Nous, ce qui nous intéresse, ce sont les intérêts de la population suisse – pas la mise en scène de campagnes partisanes.
Au final, c'est aussi une question d'émotions. Comment comptez-vous apaiser les craintes vis-à-vis de l'UE?
L'accès au marché intérieur de l'UE nous a apporté la prospérité. Avec ce traité, nous pouvons être sûrs qu'il en sera de même à l'avenir. Il nous garantit la clé de la «halle du marché» européen. Selon nos études, chacun recevra en moyenne 2500 francs de revenus supplémentaires.
Quel est votre argument choc pour convaincre les électeurs?
Le paquet de traités européens est comme le serment du Grütli: une promesse mutuelle en des temps difficiles avec des partenaires qui veulent aller de l'avant ensemble.

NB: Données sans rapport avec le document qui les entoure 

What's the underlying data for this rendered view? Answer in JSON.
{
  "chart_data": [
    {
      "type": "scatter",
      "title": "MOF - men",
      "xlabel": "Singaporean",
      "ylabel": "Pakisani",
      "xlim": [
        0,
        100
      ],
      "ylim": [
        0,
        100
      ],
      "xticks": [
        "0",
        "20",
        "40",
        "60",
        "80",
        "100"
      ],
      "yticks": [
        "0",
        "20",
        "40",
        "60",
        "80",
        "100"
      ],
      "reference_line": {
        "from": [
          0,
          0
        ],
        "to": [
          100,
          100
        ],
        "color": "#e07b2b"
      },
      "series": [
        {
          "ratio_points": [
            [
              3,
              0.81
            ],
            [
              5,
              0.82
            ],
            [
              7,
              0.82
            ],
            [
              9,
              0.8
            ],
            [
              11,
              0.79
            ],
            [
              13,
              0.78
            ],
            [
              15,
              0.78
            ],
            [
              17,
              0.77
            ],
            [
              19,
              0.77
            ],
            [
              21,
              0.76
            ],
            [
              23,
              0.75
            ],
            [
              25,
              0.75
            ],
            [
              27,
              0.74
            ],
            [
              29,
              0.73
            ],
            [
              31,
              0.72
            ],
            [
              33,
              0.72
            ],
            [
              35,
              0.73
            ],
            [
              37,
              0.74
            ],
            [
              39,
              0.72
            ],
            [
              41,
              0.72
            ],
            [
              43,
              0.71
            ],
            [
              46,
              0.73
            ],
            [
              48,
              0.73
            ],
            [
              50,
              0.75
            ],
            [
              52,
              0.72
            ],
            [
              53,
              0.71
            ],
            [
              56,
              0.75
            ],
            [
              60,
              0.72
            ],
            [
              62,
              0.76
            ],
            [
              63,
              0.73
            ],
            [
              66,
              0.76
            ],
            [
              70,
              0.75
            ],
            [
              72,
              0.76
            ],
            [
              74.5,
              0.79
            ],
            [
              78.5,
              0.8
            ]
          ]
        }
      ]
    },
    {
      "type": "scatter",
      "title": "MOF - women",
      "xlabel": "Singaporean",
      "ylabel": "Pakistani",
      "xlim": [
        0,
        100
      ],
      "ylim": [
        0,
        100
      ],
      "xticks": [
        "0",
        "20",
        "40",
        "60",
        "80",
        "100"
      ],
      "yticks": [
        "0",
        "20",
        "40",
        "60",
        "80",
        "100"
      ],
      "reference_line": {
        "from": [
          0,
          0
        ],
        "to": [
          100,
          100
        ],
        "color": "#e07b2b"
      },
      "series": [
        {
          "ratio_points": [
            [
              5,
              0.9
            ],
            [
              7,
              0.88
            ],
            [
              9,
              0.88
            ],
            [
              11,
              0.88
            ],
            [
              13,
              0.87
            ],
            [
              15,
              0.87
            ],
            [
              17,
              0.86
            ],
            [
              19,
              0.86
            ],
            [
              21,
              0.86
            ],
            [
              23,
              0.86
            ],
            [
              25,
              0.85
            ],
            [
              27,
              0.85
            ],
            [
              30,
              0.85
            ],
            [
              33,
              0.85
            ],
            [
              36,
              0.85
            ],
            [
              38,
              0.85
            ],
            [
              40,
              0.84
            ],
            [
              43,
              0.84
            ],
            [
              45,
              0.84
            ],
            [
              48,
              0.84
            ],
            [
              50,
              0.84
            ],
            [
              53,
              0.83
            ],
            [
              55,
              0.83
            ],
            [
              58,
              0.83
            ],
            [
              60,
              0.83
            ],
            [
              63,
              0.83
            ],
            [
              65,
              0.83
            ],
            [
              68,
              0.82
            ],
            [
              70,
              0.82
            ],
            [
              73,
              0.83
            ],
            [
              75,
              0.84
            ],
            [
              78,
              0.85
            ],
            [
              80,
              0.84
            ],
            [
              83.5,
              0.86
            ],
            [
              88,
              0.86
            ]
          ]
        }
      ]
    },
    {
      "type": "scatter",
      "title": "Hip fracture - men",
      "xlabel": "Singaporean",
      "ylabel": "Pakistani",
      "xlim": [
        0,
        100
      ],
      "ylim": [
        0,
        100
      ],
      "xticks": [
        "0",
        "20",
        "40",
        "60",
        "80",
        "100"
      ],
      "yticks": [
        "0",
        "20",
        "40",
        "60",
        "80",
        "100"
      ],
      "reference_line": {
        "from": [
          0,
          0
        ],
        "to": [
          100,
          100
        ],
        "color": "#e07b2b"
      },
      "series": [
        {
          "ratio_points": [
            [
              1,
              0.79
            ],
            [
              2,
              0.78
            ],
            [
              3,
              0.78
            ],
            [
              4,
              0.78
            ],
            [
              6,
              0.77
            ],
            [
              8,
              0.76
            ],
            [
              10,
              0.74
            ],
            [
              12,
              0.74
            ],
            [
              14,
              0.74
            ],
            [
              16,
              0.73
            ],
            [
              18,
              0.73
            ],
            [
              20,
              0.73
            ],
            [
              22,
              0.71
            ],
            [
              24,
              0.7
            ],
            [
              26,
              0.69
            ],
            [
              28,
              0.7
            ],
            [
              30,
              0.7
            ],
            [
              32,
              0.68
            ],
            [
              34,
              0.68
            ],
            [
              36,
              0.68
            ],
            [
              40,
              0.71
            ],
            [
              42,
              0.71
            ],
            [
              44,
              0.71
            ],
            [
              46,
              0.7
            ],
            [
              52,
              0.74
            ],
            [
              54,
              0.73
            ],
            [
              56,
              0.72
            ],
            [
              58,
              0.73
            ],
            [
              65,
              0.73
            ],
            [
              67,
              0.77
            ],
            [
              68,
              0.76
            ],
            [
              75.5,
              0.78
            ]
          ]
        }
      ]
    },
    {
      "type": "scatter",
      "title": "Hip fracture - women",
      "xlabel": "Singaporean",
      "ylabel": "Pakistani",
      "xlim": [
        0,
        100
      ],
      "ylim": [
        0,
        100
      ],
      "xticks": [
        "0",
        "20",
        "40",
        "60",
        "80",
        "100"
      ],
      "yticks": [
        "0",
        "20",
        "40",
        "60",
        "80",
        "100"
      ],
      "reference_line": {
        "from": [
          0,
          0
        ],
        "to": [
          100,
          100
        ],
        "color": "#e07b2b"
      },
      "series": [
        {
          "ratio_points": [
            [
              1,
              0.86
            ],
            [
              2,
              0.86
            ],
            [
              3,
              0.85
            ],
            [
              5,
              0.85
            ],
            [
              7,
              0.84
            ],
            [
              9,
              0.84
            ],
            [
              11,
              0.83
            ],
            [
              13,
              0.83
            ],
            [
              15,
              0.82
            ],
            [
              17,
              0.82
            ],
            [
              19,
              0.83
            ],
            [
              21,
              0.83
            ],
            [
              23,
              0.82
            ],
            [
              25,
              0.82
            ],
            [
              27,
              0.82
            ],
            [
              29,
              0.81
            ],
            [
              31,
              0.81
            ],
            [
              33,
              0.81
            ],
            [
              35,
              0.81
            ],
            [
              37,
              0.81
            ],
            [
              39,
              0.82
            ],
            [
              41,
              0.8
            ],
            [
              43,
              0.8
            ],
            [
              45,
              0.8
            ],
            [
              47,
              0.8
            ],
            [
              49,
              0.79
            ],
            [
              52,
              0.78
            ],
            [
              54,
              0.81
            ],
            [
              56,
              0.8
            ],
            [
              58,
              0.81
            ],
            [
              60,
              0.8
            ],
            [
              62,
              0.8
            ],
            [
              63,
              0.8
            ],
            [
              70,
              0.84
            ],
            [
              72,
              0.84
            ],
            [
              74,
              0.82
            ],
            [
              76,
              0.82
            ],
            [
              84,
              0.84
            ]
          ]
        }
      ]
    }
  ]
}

Le serment du Grütli? Vous voulez provoquer l'UDC!
Ce n'est pas mon objectif. Ce que vise le Conseil fédéral, c’est ce qu’il y a de mieux pour notre pays et pour les générations futures. On voit bien à quel point le monde devient instable. Il est essentiel de s’allier à des partenaires partageant nos valeurs.
Mercredi, le président de l’UDC Marcel Dettling était justement au Grütli… avec une hallebarde, pour embrocher l’accord européen.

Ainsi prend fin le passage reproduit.